The answer to these questions follows the same idea we explored in yesterday’s meditation about the general holiness required for all Israel: Yahweh had intended the Promised Land to be the holy land where he dwelt with his holy people. But more precisely, it was the tabernacle (and later, the temple) within the Promised Land that would represent the new Garden of Eden. So, while Israel in general had to avoid any wicked behavior that would defile the Promised Land generally, the priests had a far greater responsibility to avoid anything that reeked of the curse of sin, death, or the devil.

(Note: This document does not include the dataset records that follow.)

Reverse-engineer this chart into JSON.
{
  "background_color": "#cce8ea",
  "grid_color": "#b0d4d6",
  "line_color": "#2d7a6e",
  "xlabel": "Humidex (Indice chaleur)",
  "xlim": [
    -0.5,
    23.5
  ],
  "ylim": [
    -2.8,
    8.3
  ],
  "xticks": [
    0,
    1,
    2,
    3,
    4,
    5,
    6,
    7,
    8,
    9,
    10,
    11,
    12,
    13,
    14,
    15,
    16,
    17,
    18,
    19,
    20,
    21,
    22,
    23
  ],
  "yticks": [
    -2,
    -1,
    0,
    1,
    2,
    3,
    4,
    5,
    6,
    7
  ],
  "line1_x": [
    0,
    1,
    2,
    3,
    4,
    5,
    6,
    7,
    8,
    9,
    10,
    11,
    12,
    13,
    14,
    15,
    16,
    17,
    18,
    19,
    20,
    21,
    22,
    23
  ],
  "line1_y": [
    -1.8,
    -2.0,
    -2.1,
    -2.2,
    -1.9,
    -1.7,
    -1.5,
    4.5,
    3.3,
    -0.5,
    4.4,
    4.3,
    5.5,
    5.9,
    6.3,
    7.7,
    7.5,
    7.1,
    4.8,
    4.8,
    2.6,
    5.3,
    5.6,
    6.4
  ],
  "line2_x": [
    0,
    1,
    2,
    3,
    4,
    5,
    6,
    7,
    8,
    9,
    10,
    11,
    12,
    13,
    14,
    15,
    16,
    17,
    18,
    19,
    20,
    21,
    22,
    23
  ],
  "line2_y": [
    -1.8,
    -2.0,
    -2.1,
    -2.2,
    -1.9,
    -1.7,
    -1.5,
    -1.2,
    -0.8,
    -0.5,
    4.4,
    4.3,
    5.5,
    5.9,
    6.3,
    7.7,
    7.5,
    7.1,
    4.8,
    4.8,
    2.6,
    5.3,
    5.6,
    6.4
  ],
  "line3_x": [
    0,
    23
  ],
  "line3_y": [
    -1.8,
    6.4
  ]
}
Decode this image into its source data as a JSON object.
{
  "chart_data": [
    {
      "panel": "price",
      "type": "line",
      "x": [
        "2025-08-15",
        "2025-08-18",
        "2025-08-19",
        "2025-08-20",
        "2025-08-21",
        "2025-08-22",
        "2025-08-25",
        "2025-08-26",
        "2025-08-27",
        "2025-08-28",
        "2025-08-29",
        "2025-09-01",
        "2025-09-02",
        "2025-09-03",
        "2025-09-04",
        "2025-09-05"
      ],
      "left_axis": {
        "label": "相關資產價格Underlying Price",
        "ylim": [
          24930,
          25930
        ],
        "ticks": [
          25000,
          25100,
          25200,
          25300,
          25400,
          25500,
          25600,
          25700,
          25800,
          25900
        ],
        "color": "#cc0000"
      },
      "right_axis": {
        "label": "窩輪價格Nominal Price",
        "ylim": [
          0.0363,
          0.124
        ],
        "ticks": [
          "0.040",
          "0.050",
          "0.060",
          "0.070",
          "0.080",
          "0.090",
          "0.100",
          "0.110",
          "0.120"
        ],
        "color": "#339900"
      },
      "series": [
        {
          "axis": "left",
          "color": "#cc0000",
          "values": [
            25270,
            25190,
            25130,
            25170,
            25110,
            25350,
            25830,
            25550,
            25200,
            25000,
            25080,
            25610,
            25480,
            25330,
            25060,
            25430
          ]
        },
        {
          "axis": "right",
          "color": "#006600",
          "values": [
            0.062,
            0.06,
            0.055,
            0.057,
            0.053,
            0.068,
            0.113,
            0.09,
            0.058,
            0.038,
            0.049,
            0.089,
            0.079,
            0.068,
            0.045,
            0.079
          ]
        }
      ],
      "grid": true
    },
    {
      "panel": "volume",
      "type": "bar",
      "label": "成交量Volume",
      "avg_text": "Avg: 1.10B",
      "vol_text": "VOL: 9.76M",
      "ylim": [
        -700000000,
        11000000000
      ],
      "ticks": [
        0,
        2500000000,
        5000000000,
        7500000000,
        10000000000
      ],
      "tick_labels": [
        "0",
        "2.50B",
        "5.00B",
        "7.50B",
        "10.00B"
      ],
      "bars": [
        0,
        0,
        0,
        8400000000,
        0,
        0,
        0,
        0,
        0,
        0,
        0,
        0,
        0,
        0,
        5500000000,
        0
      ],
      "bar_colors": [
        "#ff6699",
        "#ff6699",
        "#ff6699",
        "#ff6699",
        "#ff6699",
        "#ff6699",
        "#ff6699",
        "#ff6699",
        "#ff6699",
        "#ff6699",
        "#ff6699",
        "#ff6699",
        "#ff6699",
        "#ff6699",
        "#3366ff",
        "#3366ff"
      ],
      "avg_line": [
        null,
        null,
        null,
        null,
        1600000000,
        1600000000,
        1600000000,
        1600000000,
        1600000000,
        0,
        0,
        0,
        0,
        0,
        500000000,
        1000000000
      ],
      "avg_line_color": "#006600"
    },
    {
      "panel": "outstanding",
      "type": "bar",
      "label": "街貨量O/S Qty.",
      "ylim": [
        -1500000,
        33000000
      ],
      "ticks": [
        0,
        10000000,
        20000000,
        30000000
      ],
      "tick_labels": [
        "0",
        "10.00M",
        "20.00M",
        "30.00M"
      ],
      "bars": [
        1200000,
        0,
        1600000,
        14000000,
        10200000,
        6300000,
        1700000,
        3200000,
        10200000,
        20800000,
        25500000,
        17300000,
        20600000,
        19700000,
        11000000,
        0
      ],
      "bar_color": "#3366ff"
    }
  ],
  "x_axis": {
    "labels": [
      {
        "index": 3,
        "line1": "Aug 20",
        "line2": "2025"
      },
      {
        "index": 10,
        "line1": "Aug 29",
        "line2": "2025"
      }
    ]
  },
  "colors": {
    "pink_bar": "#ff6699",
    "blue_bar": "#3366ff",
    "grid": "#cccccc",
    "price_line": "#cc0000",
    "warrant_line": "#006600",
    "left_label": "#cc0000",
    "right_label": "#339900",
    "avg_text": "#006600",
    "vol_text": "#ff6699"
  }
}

The priests, therefore, were not allowed to serve in the tabernacle while they were defiled by death or by sexual immorality or even by physical blemish. As Allen Ross writes, “If death was in the community, [the priests] had to convey the eternal hope of the covenant [by refraining from mourning]; if they married, they had to live out the purity of the covenant in their marriages; if they were not perfect in body and mind, they could not enter priestly service.”1

But while the priests were commanded to avoid anything related to the curse of the fall, they were powerless to reverse the curse. To turn back the effects of the fall and to restore God’s creation again to its original perfection, God’s people would need a much greater priest who could minister according to much greater promises.

And only in the fullness of time would that priest eventually come.


1 Allen P. Ross, Holiness to the LORD: A Guide to the Exposition of the Book of Leviticus (Grand Rapids, MI: Baker Academic, 2002), 389.